Many of these projects share references with each other, so I would like to know is there some way to have Git pull a project in (is that clone in Git talk?) if the project isn’t found locally or should I post one big repository and people can just use the solution(s) they want in it?

And the guidelines for this forum said search before you post, but when I searched nothing remotely similar to my question came up, but I am sure this is an issue someone has encountered before.

And as you answer, I use Visual Studio Git, command line Git speak is not something I know how to do, so please keep answers as if you are talking to a complete gitiot (spell check knew about that word so I must not be the first).

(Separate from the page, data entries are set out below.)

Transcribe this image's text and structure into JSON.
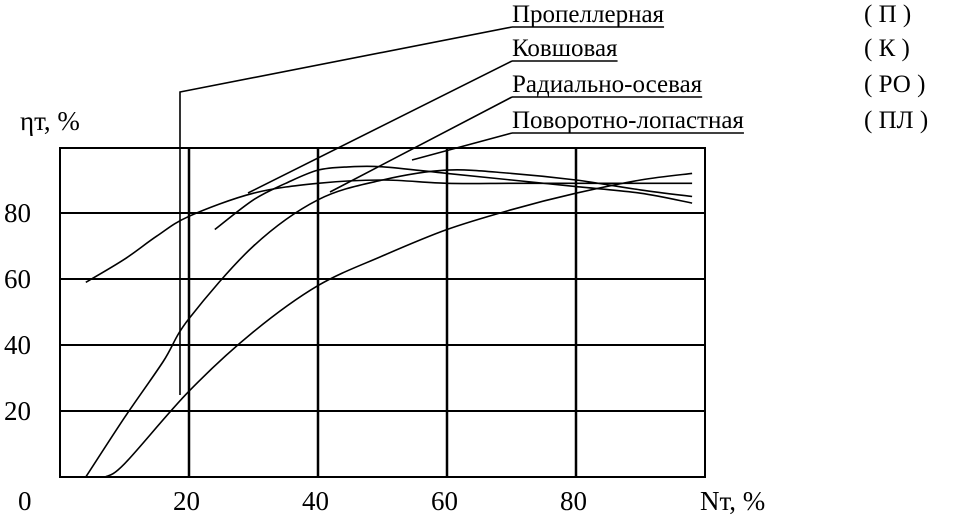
{
  "chart_data": {
    "type": "line",
    "xlabel": "Nт, %",
    "ylabel": "ηт, %",
    "xlim": [
      0,
      100
    ],
    "ylim": [
      0,
      100
    ],
    "x_ticks": [
      "0",
      "20",
      "40",
      "60",
      "80"
    ],
    "y_ticks": [
      "0",
      "20",
      "40",
      "60",
      "80"
    ],
    "grid": true,
    "legend_position": "top-right",
    "series": [
      {
        "name": "Пропеллерная",
        "code": "( П )",
        "x": [
          4,
          10,
          16,
          20,
          30,
          40,
          50,
          60,
          70,
          80,
          90,
          98
        ],
        "y": [
          0,
          18,
          35,
          48,
          70,
          84,
          90,
          93,
          92,
          90,
          87,
          85
        ]
      },
      {
        "name": "Ковшовая",
        "code": "( К )",
        "x": [
          4,
          10,
          15,
          20,
          30,
          40,
          50,
          60,
          70,
          80,
          90,
          98
        ],
        "y": [
          59,
          66,
          73,
          79,
          86,
          89,
          90,
          89,
          89,
          89,
          89,
          89
        ]
      },
      {
        "name": "Радиально-осевая",
        "code": "( РО )",
        "x": [
          24,
          30,
          35,
          40,
          45,
          50,
          60,
          70,
          80,
          90,
          98
        ],
        "y": [
          75,
          84,
          89,
          93,
          94,
          94,
          92,
          90,
          88,
          86,
          83
        ]
      },
      {
        "name": "Поворотно-лопастная",
        "code": "( ПЛ )",
        "x": [
          7,
          10,
          20,
          30,
          40,
          50,
          60,
          70,
          80,
          90,
          98
        ],
        "y": [
          0,
          4,
          26,
          44,
          58,
          67,
          75,
          81,
          86,
          90,
          92
        ]
      }
    ]
  }
}
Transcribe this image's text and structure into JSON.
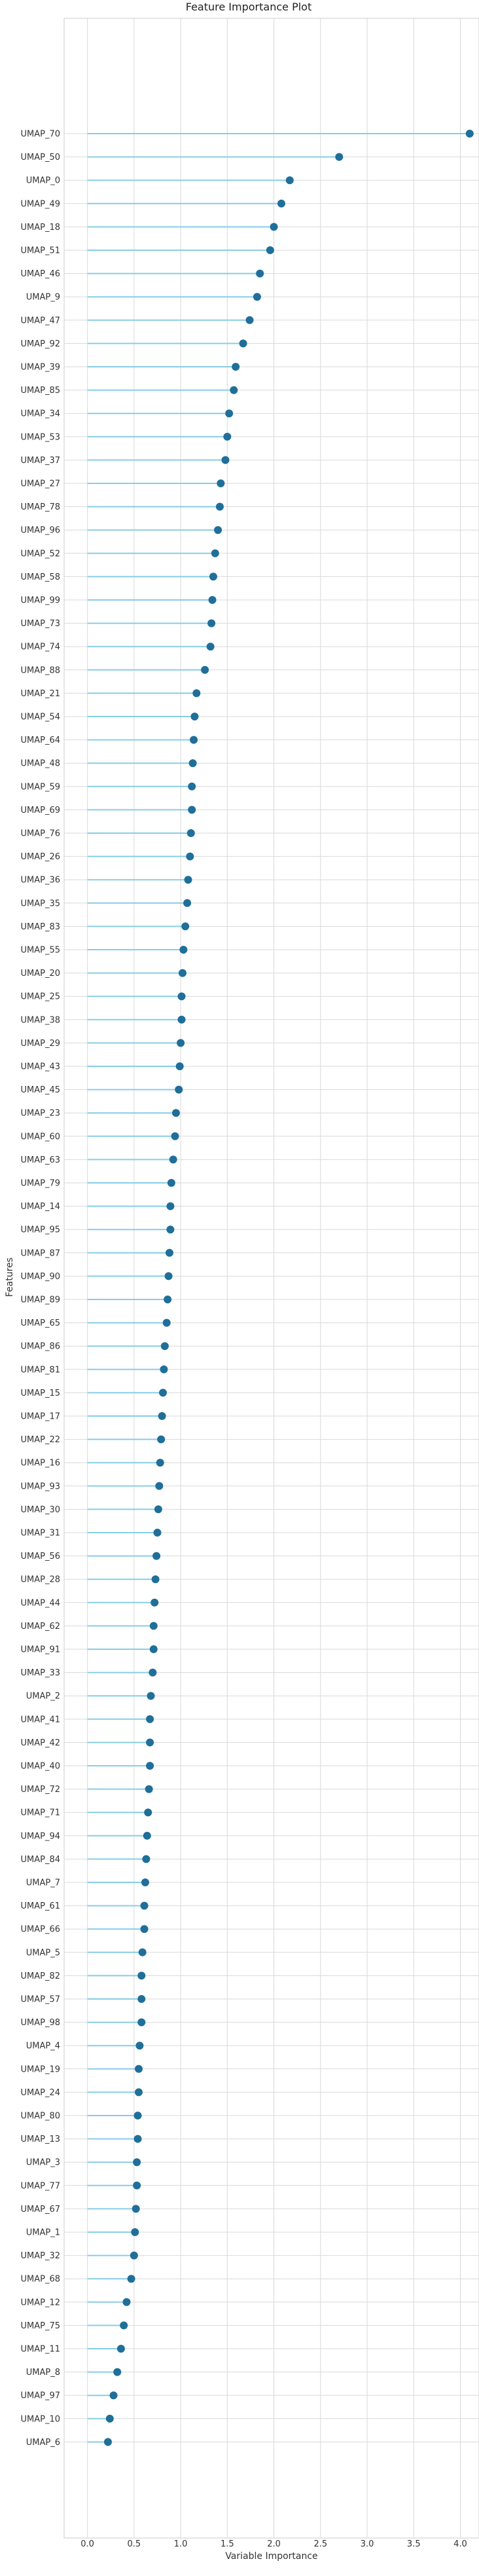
{
  "chart_data": {
    "type": "lollipop",
    "title": "Feature Importance Plot",
    "xlabel": "Variable Importance",
    "ylabel": "Features",
    "xlim": [
      -0.25,
      4.2
    ],
    "xticks": [
      "0.0",
      "0.5",
      "1.0",
      "1.5",
      "2.0",
      "2.5",
      "3.0",
      "3.5",
      "4.0"
    ],
    "grid": true,
    "colors": {
      "stem": "#87cde6",
      "marker": "#1f6f9a",
      "grid": "#d9d9d9",
      "frame": "#cccccc"
    },
    "categories": [
      "UMAP_70",
      "UMAP_50",
      "UMAP_0",
      "UMAP_49",
      "UMAP_18",
      "UMAP_51",
      "UMAP_46",
      "UMAP_9",
      "UMAP_47",
      "UMAP_92",
      "UMAP_39",
      "UMAP_85",
      "UMAP_34",
      "UMAP_53",
      "UMAP_37",
      "UMAP_27",
      "UMAP_78",
      "UMAP_96",
      "UMAP_52",
      "UMAP_58",
      "UMAP_99",
      "UMAP_73",
      "UMAP_74",
      "UMAP_88",
      "UMAP_21",
      "UMAP_54",
      "UMAP_64",
      "UMAP_48",
      "UMAP_59",
      "UMAP_69",
      "UMAP_76",
      "UMAP_26",
      "UMAP_36",
      "UMAP_35",
      "UMAP_83",
      "UMAP_55",
      "UMAP_20",
      "UMAP_25",
      "UMAP_38",
      "UMAP_29",
      "UMAP_43",
      "UMAP_45",
      "UMAP_23",
      "UMAP_60",
      "UMAP_63",
      "UMAP_79",
      "UMAP_14",
      "UMAP_95",
      "UMAP_87",
      "UMAP_90",
      "UMAP_89",
      "UMAP_65",
      "UMAP_86",
      "UMAP_81",
      "UMAP_15",
      "UMAP_17",
      "UMAP_22",
      "UMAP_16",
      "UMAP_93",
      "UMAP_30",
      "UMAP_31",
      "UMAP_56",
      "UMAP_28",
      "UMAP_44",
      "UMAP_62",
      "UMAP_91",
      "UMAP_33",
      "UMAP_2",
      "UMAP_41",
      "UMAP_42",
      "UMAP_40",
      "UMAP_72",
      "UMAP_71",
      "UMAP_94",
      "UMAP_84",
      "UMAP_7",
      "UMAP_61",
      "UMAP_66",
      "UMAP_5",
      "UMAP_82",
      "UMAP_57",
      "UMAP_98",
      "UMAP_4",
      "UMAP_19",
      "UMAP_24",
      "UMAP_80",
      "UMAP_13",
      "UMAP_3",
      "UMAP_77",
      "UMAP_67",
      "UMAP_1",
      "UMAP_32",
      "UMAP_68",
      "UMAP_12",
      "UMAP_75",
      "UMAP_11",
      "UMAP_8",
      "UMAP_97",
      "UMAP_10",
      "UMAP_6"
    ],
    "values": [
      4.1,
      2.7,
      2.17,
      2.08,
      2.0,
      1.96,
      1.85,
      1.82,
      1.74,
      1.67,
      1.59,
      1.57,
      1.52,
      1.5,
      1.48,
      1.43,
      1.42,
      1.4,
      1.37,
      1.35,
      1.34,
      1.33,
      1.32,
      1.26,
      1.17,
      1.15,
      1.14,
      1.13,
      1.12,
      1.12,
      1.11,
      1.1,
      1.08,
      1.07,
      1.05,
      1.03,
      1.02,
      1.01,
      1.01,
      1.0,
      0.99,
      0.98,
      0.95,
      0.94,
      0.92,
      0.9,
      0.89,
      0.89,
      0.88,
      0.87,
      0.86,
      0.85,
      0.83,
      0.82,
      0.81,
      0.8,
      0.79,
      0.78,
      0.77,
      0.76,
      0.75,
      0.74,
      0.73,
      0.72,
      0.71,
      0.71,
      0.7,
      0.68,
      0.67,
      0.67,
      0.67,
      0.66,
      0.65,
      0.64,
      0.63,
      0.62,
      0.61,
      0.61,
      0.59,
      0.58,
      0.58,
      0.58,
      0.56,
      0.55,
      0.55,
      0.54,
      0.54,
      0.53,
      0.53,
      0.52,
      0.51,
      0.5,
      0.47,
      0.42,
      0.39,
      0.36,
      0.32,
      0.28,
      0.24,
      0.22
    ]
  }
}
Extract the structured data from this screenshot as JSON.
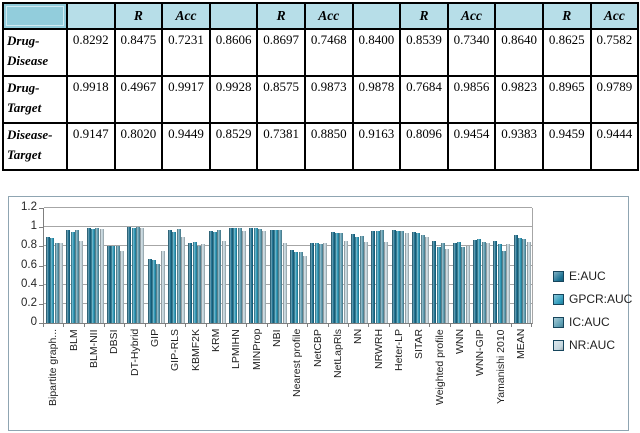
{
  "table": {
    "header": [
      "",
      "",
      "R",
      "Acc",
      "",
      "R",
      "Acc",
      "",
      "R",
      "Acc",
      "",
      "R",
      "Acc"
    ],
    "header_fill": "#B7DEE8",
    "corner_fill": "#92CDDC",
    "rows": [
      {
        "label": "Drug-\nDisease",
        "values": [
          "0.8292",
          "0.8475",
          "0.7231",
          "0.8606",
          "0.8697",
          "0.7468",
          "0.8400",
          "0.8539",
          "0.7340",
          "0.8640",
          "0.8625",
          "0.7582"
        ]
      },
      {
        "label": "Drug-\nTarget",
        "values": [
          "0.9918",
          "0.4967",
          "0.9917",
          "0.9928",
          "0.8575",
          "0.9873",
          "0.9878",
          "0.7684",
          "0.9856",
          "0.9823",
          "0.8965",
          "0.9789"
        ]
      },
      {
        "label": "Disease-\nTarget",
        "values": [
          "0.9147",
          "0.8020",
          "0.9449",
          "0.8529",
          "0.7381",
          "0.8850",
          "0.9163",
          "0.8096",
          "0.9454",
          "0.9383",
          "0.9459",
          "0.9444"
        ]
      }
    ]
  },
  "chart_data": {
    "type": "bar",
    "title": "",
    "xlabel": "",
    "ylabel": "",
    "ylim": [
      0,
      1.2
    ],
    "yticks": [
      0,
      0.2,
      0.4,
      0.6,
      0.8,
      1,
      1.2
    ],
    "grid": true,
    "legend_position": "right",
    "categories": [
      "Bipartite graph...",
      "BLM",
      "BLM-NII",
      "DBSI",
      "DT-Hybrid",
      "GIP",
      "GIP-RLS",
      "KBMF2K",
      "KRM",
      "LPMIHN",
      "MINProp",
      "NBI",
      "Nearest profile",
      "NetCBP",
      "NetLapRls",
      "NN",
      "NRWRH",
      "Heter-LP",
      "SITAR",
      "Weighted profile",
      "WNN",
      "WNN-GIP",
      "Yamanishi 2010",
      "MEAN"
    ],
    "series": [
      {
        "name": "E:AUC",
        "color": "#1C7293",
        "values": [
          0.9,
          0.97,
          0.99,
          0.8,
          1.0,
          0.67,
          0.97,
          0.84,
          0.96,
          0.99,
          0.99,
          0.97,
          0.76,
          0.83,
          0.95,
          0.93,
          0.96,
          0.97,
          0.95,
          0.86,
          0.83,
          0.87,
          0.86,
          0.92
        ]
      },
      {
        "name": "GPCR:AUC",
        "color": "#2E9BBC",
        "values": [
          0.89,
          0.95,
          0.98,
          0.8,
          0.99,
          0.66,
          0.95,
          0.85,
          0.95,
          0.99,
          0.99,
          0.97,
          0.74,
          0.83,
          0.94,
          0.9,
          0.96,
          0.96,
          0.94,
          0.79,
          0.85,
          0.88,
          0.82,
          0.89
        ]
      },
      {
        "name": "IC:AUC",
        "color": "#5FA0B5",
        "values": [
          0.84,
          0.97,
          0.99,
          0.8,
          1.0,
          0.62,
          0.98,
          0.8,
          0.97,
          0.99,
          0.98,
          0.97,
          0.74,
          0.82,
          0.94,
          0.91,
          0.97,
          0.96,
          0.92,
          0.83,
          0.79,
          0.85,
          0.75,
          0.88
        ]
      },
      {
        "name": "NR:AUC",
        "color": "#C4D6DE",
        "values": [
          0.84,
          0.86,
          0.98,
          0.75,
          0.99,
          0.75,
          0.9,
          0.82,
          0.86,
          0.96,
          0.96,
          0.83,
          0.7,
          0.84,
          0.86,
          0.85,
          0.85,
          0.94,
          0.9,
          0.77,
          0.8,
          0.84,
          0.82,
          0.85
        ]
      }
    ]
  }
}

Thanks, giving code away is harder than it seems like it should be. And yes, I know they have this stuff called documentation, but I spent my allocated free time building these projects, so a crash course could expedite these projects being released by many years if I had to wait until I finished reading something; how 20th century. 

Thanks

Hi @datajuggler,

Thanks for all of the context around your issue. That’s super helpful.

To do what you’re looking to do, I think you’ll be interested in Git submodules. Git submodules are a way to nest Git repositories so that you can share the code in them with other Git repositories in a modular way. They aren’t the most intuitive tool, I have to admit, but they’re probably one of the best ways to modularize your code.

I know that you said that you use Visual Studio Git and the documentation above is relating to the command line Git program, but I think that the above documentation will be beneficial to figure out if I understand your needs correctly before sending you down this rabbit hole. I’m not as familiar with Visual Studio Git, but it does look like there is a plugin for Git submodules for use with Visual Studio.

Please let me know if this helps or if I can answer any other questions. Thanks!

Thank you for your reply and the info / links about sub modules.

It scares me that you say they are not the most intuitive, because the first introduction to Git I had was a 10 part video on Git. 

The whole time I was watching it I kept thinking source control shouldn’t require 10 videos to explain. 

As crappy as the program Visual Source Safe was, it had check in / check out and that is all I have ever needed in a source control system. Branching and all this other stuff is way more complicated for my needs.

Since there is no monitization on Github, I am losing my enthusiam to publish here. You got bought for 7.5 billion, share the wealth a little and ad sponsorship to repos or paid repos where people can charge to have subscribers and there would be a lot more of an incentive to bother learning all this stuff. 

At least Code Plex understood developers will build more open source projects if they get paid, yet Git Hub doesn’t understand this so it makes me think I should sell the code and get 1 or 2 sales a year is better than 100,000 times zero.

End Git Hub rant. Thank you for your reply.